You can object that I read too much into this.  Perhaps I do.  But if humanity wasn’t orignally innocent, then we need an explanation of why that would be.  Do we say that God created humanity without innocence?  How is that good, exactly?  How does it not contradict everything the author seems at pains to emphasize?


O. Bower - #11072

April 24th 2010

Perhaps we differ regarding the word “innocence”.  If we mean “without sin”, then I think the defintion fits.  However if we mean “not knowing sin” or something similar, then Adam and Eve cannot be held culpable for their sin.  I’ve made this point elsewhere.  They (Adam and Eve) must know what sin is and how they are able to sin, otherwise God becomes a very unjust figure.


BenYachov - #11081

April 24th 2010

Bilbo,

That a clever answer to our friend Pete thought I still say it’s a trick question.


Pete Enns - #11085

April 25th 2010

BenYachov,

It was not a trick question. How one answers that question reveals much. I also think Bilbo can handle this himself without adult supervision

So, Bilbo, I agree that everything is created “good” but that is not the same as innocent. What do you mean by innocent? Do you mean “they had not yet done anything wrong” or “morally perfect” or something else?

Bat Guano? Do we have a Ace Ventura fan among us?


Bilbo - #11089

April 25th 2010

It’s from the movie, “Dr. Strangelove.”  A British officer (Peter Sellers) is addressing an American officer (Keenan Wynn), “Listen here, Major Bat Guano, if that really is your name.”  A must-see movie.

I think innocence at least means not knowing right from wrong.  Adam and Eve were dependent upon God for “ethical” information.  I think there is a further sense, that they did not have a natural tendency to rebel against God.
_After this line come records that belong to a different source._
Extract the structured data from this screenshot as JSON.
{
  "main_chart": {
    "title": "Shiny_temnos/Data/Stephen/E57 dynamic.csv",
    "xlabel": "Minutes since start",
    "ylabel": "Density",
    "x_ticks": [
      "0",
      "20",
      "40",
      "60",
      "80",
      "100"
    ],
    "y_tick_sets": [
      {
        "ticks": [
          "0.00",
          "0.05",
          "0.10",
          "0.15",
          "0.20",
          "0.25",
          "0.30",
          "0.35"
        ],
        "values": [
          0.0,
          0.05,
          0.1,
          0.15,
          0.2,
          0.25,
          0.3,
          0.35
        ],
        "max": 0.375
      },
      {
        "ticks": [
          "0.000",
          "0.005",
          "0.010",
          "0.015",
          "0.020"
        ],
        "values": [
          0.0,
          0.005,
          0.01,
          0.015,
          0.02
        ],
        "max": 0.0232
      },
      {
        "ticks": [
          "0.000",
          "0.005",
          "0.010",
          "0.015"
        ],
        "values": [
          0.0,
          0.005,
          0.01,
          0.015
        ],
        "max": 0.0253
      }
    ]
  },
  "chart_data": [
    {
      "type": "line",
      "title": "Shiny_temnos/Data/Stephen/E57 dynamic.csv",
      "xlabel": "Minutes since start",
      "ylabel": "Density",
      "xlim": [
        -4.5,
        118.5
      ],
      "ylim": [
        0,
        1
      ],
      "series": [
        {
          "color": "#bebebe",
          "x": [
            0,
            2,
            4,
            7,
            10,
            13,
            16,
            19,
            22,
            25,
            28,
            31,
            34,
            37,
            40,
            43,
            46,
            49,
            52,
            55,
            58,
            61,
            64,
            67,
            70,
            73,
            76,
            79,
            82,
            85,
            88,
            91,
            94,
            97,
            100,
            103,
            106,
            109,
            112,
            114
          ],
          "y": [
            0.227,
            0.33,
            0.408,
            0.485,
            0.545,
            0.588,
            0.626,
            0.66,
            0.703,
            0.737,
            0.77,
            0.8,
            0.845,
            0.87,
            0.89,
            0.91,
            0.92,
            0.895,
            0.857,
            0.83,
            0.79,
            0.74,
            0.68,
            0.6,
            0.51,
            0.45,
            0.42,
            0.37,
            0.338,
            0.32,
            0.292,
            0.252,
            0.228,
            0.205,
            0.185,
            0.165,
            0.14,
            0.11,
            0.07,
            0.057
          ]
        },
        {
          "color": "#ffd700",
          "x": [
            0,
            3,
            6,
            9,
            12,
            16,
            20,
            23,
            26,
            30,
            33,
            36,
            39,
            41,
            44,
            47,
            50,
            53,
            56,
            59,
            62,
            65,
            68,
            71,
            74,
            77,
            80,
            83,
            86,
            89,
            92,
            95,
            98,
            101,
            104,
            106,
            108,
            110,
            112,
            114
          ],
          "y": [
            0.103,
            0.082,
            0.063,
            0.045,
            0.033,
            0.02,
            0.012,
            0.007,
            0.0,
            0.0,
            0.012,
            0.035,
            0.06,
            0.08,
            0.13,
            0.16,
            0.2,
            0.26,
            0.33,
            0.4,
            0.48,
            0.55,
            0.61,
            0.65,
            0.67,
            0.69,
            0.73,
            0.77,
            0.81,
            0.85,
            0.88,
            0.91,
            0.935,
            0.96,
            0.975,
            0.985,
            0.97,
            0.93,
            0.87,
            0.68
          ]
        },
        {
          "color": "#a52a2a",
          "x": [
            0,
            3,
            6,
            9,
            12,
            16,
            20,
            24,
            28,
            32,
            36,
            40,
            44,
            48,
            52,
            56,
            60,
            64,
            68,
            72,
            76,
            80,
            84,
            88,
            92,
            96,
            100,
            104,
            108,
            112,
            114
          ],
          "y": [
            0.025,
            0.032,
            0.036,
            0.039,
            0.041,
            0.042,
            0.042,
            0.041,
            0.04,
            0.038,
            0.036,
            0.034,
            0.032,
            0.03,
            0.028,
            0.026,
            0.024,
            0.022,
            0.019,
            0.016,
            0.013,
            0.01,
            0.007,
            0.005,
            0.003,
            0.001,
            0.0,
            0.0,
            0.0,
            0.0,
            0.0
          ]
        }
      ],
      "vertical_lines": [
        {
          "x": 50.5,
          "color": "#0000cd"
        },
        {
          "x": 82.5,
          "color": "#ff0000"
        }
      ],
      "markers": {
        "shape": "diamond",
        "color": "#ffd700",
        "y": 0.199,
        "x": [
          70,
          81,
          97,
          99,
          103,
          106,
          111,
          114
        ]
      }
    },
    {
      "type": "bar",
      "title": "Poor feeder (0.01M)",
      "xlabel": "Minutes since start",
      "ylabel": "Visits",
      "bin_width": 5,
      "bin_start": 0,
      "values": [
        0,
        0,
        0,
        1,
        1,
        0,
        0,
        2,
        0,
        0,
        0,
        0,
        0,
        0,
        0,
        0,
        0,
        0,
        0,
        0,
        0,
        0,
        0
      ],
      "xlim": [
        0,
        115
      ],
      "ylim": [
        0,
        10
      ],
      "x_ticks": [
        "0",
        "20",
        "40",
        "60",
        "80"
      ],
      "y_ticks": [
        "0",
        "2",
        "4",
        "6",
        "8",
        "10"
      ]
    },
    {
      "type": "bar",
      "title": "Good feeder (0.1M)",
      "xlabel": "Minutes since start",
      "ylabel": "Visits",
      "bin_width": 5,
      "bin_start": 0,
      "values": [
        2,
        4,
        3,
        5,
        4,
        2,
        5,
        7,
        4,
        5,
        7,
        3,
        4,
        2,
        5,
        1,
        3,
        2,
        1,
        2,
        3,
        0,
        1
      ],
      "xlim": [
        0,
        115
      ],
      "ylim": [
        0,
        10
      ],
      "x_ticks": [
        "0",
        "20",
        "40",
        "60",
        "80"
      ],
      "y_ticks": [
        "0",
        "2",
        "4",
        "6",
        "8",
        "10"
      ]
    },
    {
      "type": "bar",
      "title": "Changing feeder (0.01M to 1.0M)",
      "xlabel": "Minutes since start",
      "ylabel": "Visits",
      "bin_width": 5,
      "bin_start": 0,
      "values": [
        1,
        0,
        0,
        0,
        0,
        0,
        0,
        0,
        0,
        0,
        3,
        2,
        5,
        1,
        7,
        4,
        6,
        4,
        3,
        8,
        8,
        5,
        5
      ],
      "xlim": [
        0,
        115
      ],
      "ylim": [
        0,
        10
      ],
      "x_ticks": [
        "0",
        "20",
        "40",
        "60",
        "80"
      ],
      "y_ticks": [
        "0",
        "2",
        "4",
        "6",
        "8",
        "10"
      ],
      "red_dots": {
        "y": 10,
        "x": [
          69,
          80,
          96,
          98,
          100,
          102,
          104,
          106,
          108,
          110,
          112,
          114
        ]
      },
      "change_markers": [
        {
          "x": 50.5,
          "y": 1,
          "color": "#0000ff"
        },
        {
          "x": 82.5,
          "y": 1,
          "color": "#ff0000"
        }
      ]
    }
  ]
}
I would need to go to later in Genesis for support, so I can’t prove it is implied in this story.

But if we reject that implication, we are left with the problem of explaining the origin of our natural state of rebellion against God.  So let’s understand God’s not wanting us to eat from the tree of life, because we had undergone some fundamental change in our nature, which should not be allowed to live forever.  Otherwise, why not let us eat its fruit?


O. Bower - #11091

April 25th 2010

If “not knowing right from wrong” implies they only discovered this reality once they ate the fruit, then again I cannot see how God could hold them responsible.  The story appears to suggest that they knew eating the fruit had negative consequences, therefore they had to know right and wrong.  How we formulate the “innocent” state and its out workings is quite crucial, but I don’t see Adam and Eve’s complete unawareness being an answer.